Jared Kushner Makes the Case for Merit-Based Immigration
He says his plan will prioritize highly skilled immigrants and will "maintain our country's humanitarian values."
White House adviser Jared Kushner says he will present a plan to President Donald Trump making the case for a merit-based immigration system that prioritizes highly skilled immigrants over those with family ties to the United States.
Speaking at the TIME 100 Summit on Tuesday, Kushner said the U.S. should take a cue from Canada, New Zealand, and Australia, all of which employ a complex points system to determine who is eligible for entry. This, he suggested, would "unify people" around strong American wages, a secure border, and humanitarian values.
"I do believe that the president's position on immigration has been maybe defined by his opponents by what he's against as opposed to what he's for," Kushner said.

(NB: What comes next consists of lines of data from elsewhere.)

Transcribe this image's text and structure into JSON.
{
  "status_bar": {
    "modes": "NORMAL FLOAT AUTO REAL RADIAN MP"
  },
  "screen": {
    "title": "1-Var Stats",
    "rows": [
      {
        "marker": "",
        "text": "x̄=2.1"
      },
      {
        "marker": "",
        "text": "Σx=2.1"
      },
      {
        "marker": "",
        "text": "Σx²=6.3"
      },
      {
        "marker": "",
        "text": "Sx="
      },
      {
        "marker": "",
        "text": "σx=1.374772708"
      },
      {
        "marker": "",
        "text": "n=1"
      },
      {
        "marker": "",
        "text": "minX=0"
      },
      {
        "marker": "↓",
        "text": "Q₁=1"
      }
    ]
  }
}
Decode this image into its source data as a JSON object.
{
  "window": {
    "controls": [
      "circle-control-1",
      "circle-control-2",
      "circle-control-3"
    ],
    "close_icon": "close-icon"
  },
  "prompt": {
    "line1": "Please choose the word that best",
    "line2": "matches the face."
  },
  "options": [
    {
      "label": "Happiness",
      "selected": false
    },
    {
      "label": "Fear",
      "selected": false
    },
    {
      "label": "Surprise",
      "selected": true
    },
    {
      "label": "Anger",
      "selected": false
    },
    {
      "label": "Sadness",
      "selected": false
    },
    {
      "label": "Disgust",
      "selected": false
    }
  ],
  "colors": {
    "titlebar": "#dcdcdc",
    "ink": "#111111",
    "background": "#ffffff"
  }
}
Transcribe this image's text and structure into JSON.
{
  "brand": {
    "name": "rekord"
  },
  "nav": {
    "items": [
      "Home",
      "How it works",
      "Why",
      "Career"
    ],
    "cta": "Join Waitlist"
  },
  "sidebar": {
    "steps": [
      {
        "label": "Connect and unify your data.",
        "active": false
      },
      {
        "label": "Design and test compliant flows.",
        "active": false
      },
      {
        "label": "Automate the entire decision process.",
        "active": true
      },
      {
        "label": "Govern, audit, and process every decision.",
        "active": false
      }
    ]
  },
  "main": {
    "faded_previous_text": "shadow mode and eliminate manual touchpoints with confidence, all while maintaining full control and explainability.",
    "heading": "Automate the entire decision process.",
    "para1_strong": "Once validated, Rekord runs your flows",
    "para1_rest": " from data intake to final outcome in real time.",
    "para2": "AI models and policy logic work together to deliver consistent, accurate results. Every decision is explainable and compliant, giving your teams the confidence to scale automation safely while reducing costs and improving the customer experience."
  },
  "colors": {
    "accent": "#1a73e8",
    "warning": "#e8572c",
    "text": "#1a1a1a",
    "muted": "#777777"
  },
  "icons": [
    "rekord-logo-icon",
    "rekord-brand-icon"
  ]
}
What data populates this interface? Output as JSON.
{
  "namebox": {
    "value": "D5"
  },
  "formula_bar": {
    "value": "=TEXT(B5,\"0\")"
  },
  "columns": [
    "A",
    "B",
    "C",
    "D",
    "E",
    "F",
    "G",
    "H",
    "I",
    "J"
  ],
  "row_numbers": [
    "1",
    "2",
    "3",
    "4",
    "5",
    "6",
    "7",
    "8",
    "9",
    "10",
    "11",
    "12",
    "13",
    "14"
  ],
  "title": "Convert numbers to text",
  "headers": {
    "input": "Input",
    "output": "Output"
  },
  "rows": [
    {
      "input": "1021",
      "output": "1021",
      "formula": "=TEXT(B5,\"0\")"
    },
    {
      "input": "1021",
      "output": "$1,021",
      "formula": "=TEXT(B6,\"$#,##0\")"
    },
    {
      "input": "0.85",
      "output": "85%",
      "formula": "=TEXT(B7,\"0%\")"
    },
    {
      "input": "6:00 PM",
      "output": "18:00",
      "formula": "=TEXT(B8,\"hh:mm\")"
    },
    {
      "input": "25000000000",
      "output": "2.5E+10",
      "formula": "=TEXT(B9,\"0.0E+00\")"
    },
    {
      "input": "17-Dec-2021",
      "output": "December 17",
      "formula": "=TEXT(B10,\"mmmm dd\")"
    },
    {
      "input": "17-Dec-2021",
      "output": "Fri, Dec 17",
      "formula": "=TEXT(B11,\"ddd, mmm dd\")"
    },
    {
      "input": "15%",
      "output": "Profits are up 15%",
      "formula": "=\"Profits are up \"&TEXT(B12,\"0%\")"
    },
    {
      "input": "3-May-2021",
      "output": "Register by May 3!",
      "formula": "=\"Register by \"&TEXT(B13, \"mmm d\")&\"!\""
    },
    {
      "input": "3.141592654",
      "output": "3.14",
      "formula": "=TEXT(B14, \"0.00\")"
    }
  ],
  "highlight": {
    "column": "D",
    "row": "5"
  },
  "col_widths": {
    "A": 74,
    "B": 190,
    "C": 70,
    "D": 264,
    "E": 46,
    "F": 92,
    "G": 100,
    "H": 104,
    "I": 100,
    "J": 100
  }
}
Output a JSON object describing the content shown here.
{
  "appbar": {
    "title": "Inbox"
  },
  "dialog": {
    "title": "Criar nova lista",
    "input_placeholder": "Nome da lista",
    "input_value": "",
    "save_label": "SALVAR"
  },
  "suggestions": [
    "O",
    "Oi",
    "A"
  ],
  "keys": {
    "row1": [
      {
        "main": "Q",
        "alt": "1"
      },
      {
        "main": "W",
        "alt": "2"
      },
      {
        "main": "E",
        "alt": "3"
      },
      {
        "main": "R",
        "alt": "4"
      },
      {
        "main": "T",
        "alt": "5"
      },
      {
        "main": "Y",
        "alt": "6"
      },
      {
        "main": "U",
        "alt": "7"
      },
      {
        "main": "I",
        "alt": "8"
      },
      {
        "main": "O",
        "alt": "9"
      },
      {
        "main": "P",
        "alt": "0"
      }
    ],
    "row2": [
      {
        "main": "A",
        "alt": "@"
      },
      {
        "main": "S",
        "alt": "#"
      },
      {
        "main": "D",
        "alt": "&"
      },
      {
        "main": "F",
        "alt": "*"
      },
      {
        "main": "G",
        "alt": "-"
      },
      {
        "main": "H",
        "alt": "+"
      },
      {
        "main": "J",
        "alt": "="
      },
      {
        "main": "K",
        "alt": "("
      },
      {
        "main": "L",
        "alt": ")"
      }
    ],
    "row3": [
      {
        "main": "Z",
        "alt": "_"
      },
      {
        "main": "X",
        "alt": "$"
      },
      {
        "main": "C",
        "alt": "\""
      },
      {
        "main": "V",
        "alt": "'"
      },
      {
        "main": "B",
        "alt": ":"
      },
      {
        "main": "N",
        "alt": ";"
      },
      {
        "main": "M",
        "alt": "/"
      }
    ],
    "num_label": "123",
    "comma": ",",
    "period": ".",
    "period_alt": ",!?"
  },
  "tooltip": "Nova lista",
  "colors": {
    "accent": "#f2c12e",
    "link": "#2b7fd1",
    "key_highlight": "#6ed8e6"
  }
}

That Trump's opponents have been more instrumental in branding his views on immigration than Trump himself is a dubious claim, as the president has consistently cast migrants as "criminals" and "rapists." He's also flipped on the subject more than once—just this year he said that he wants immigrants to come "in the largest numbers ever," but later claimed that "our country's full." (It isn't.)
But just what would a merit-based system look like here in the States, and how would it accomplish Kushner's ambitious end-game? The answer to that question is about as easy to pin down as is Trump's immigration stance.
Take Canada, for instance, which utilizes a multifaceted 100-point selection factor grid that considers language skills, education, age, work experience, arranged employment in the country, and adaptability. The latter category is quite broad, accounting for spousal factors, professional experience in Canada, as well as family ties to the area. (Although Kushner's plan has yet to be revealed, he seemed to imply that family ties and merit are mutually exclusive.)
That difference notwithstanding, it's likely that Kushner's proposal will look similar to Canada's. But our northern neighbor's approach is anything but a one-size fits all solution—it has one-tenth the population of the U.S., after all, with more people living in California than in all of Canada.
With a workforce that currently hovers around 130 million full-time employees—more than 300 percent of Canada's total population—it's impossible to expect the government to accurately predict a superlative economic balance, particularly if we're using Canada as the gold standard. The country has toggled back and forth between emphasizing labor market needs (which, with ineffective models, led to immigrant underemployment) and demand-driven factors (which brought an influx of immigrants who were considered to be unskilled).
If anything, Canada's experiment shows the unfeasibility of determining the optimal immigration level, particularly with varying interests at play. And these biases couldn't be clearer with Kushner's guest worker proposal, which he says will provide temporary visas to those seeking work in agriculture, hospitality, and a slew of other seasonal jobs (and which the Trump administration has already considered increasing in recent weeks). In other words, Kushner and Trump both tacitly acknowledge the economy's dependence on low-skilled immigrants, particularly as the country adds more jobs than it can fill.
Kushner's plan follows on the heels of the reintroduction of the RAISE Act, a bill spearheaded by Sen. Tom Cotton (R–Ark.) and backed by Sens. David Perdue (R–Ga.) and Josh Hawley (R–Mo.). Also a merit-based proposal, it aims to cut legal immigrants in half. Kushner has called his bill "neutral" in closed-door meetings, per Axios, meaning that it will neither raise nor lower legal immigration levels overall.
Although comprehensive immigration reform is unlikely with a divided House and Senate, Kushner said at the TIME 100 Summit that he has the approval of both Stephen Miller, President Trump's hawkish immigration adviser, and Kevin Hassett, the pro-immigration Chairman of the Council of Economic Advisers.
"If I can get Stephen Miller and Kevin Hassett to agree on an immigration plan, then Middle East peace will be easy by comparison," he said.